We are speaking here about the outcomes used for the classifier which
the name finder uses to predict
which tokens belong to an entity or not.
Jörn
On 12/12/2012 06:39 PM, Jim - FooBar(); wrote:
> Hmmm... this definitely makes more sense...Thank you Jorn. So, to come
> back to the NameFinder, what would be the outcomes? In a previous
> response you say:
>
> E.g. for the name it could be:
> start 5%
> cont 10%
> other 85%
>
> Now, from what I understand your 2 responses contradict each
> other...Judging by your latest answer, the outcomes for the NameFinder
> would be the entities we're trying to find plus something like "no"
> (for tokens that are NOT any of the entities we 're looking for). So
> if we're looking for a single type of entity (e.g person), then the
> outcomes would be "Person" & "None" - yes? I apologise for asking
> again and again but I need to be clear about what this feature does
> (in NER context - not tokenizing), if I'm going to include it in my
> publication...
>
> Thanks again, I really appreciate your time and your responses...
>
> Jim
>
>
> On 12/12/12 16:38, Jörn Kottmann wrote:
>> The default feature (the prior feature) produced by the prior feature
>> generator
>> is the same for every context and can be used to measure the
>> distribution of the outcomes in the training data.
>> Some outcomes are usually much more frequent than others, depending
>> on the task,
>> e.g. in the tokenizer NO_SPLIT is much more common than SPLIT.
>>
>> HTH,
>> Jörn
>
Re: can someone PLEASE explain the PriorOutcome feature generator?
Posted by "Jim - FooBar();" <ji...@gmail.com>.
Hmmm... this definitely makes more sense...Thank you Jorn. So, to come
back to the NameFinder, what would be the outcomes? In a previous
response you say:
E.g. for the name it could be:
start 5%
cont 10%
other 85%
Now, from what I understand your 2 responses contradict each
other...Judging by your latest answer, the outcomes for the NameFinder
would be the entities we're trying to find plus something like "no" (for
tokens that are NOT any of the entities we 're looking for). So if we're
looking for a single type of entity (e.g person), then the outcomes
would be "Person" & "None" - yes? I apologise for asking again and
again but I need to be clear about what this feature does (in NER
context - not tokenizing), if I'm going to include it in my publication...
Thanks again, I really appreciate your time and your responses...
Jim
On 12/12/12 16:38, Jörn Kottmann wrote:
> The default feature (the prior feature) produced by the prior feature
> generator
> is the same for every context and can be used to measure the
> distribution of the outcomes in the training data.

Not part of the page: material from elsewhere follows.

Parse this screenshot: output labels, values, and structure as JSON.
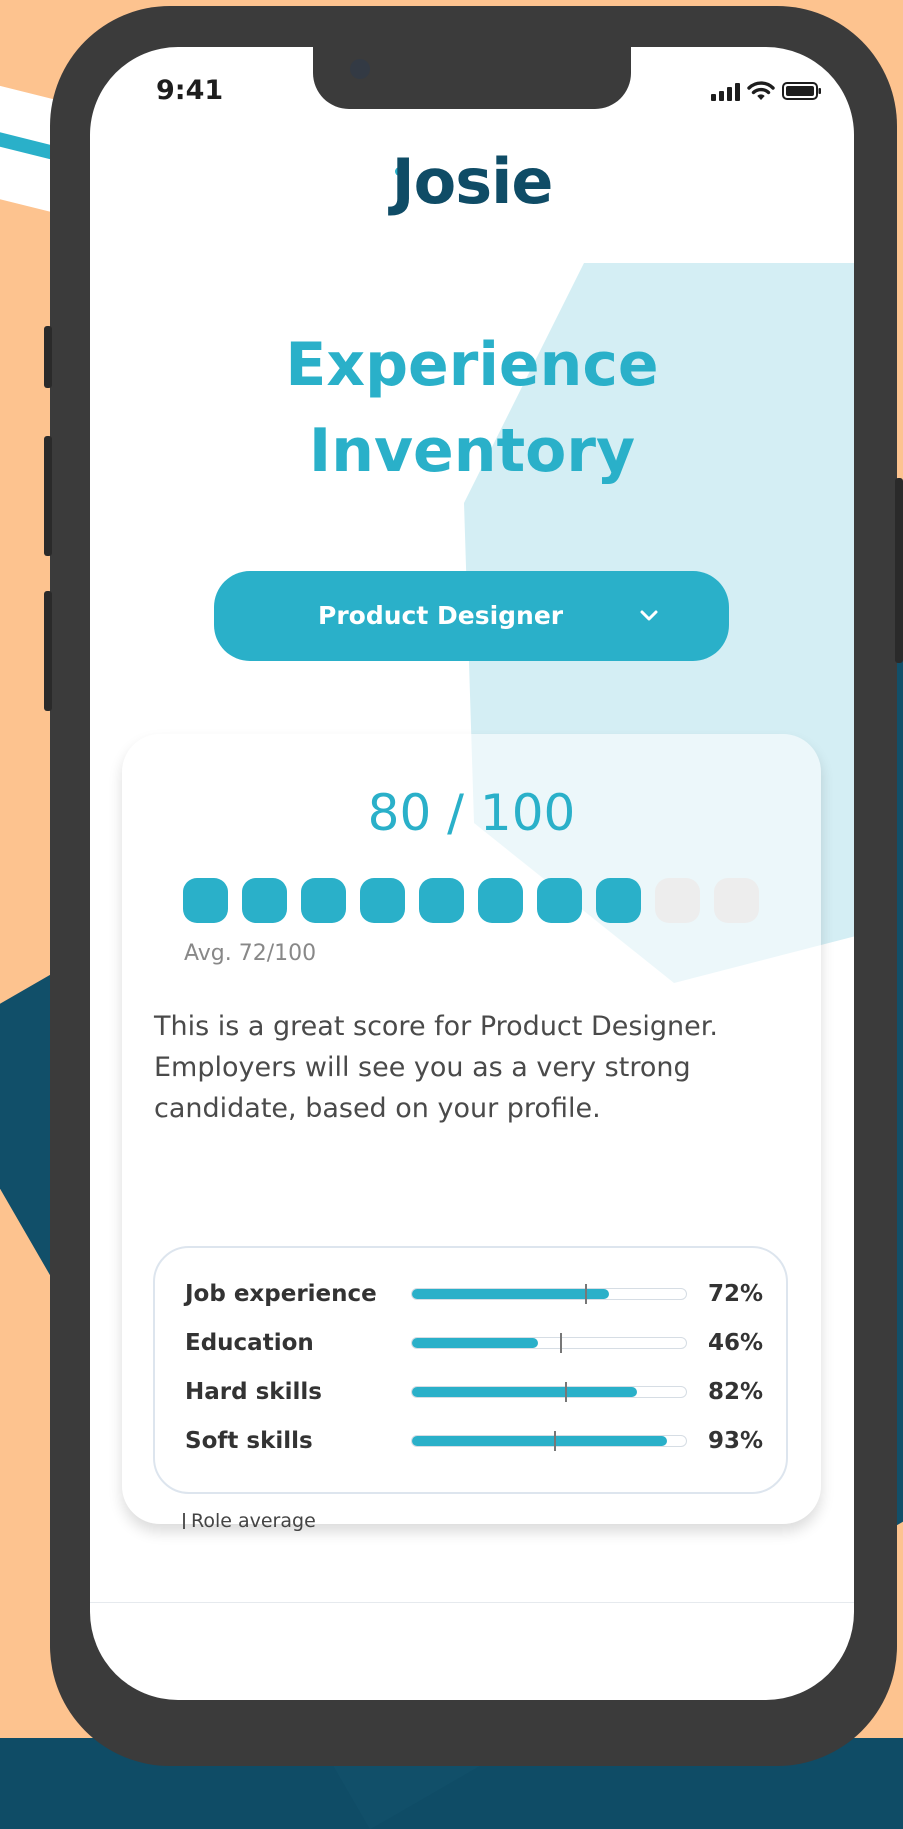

> Some outcomes are usually much more frequent than others, depending on
> the task,
> e.g. in the tokenizer NO_SPLIT is much more common than SPLIT.
>
> HTH,
> Jörn
Re: can someone PLEASE explain the PriorOutcome feature generator?
Posted by Jörn Kottmann <ko...@gmail.com>.
The default feature (the prior feature) produced by the prior feature
generator
is the same for every context and can be used to measure the
distribution of the outcomes in the training data.
Some outcomes are usually much more frequent than others, depending on
the task,
e.g. in the tokenizer NO_SPLIT is much more common than SPLIT.
HTH,
Jörn
On 12/11/2012 01:07 PM, Jim foo.bar wrote:
> I've asked a couple of times before but I got no answer! Jorn replied
> to me at some point but his response was very brief and confused me
> even more!
>
> I'm begging you!!! I'm writing a paper for BMC bioinformatics and I
> cannot explain this feature properly! I'm struggling to find
> information on the web...
>
>
> PLEASE, PLEASE, PLEASE, devote 5 minutes to explain what this feature
> does and how it works. An example would be awesome...
>
> thanks in advance...
>
> Jim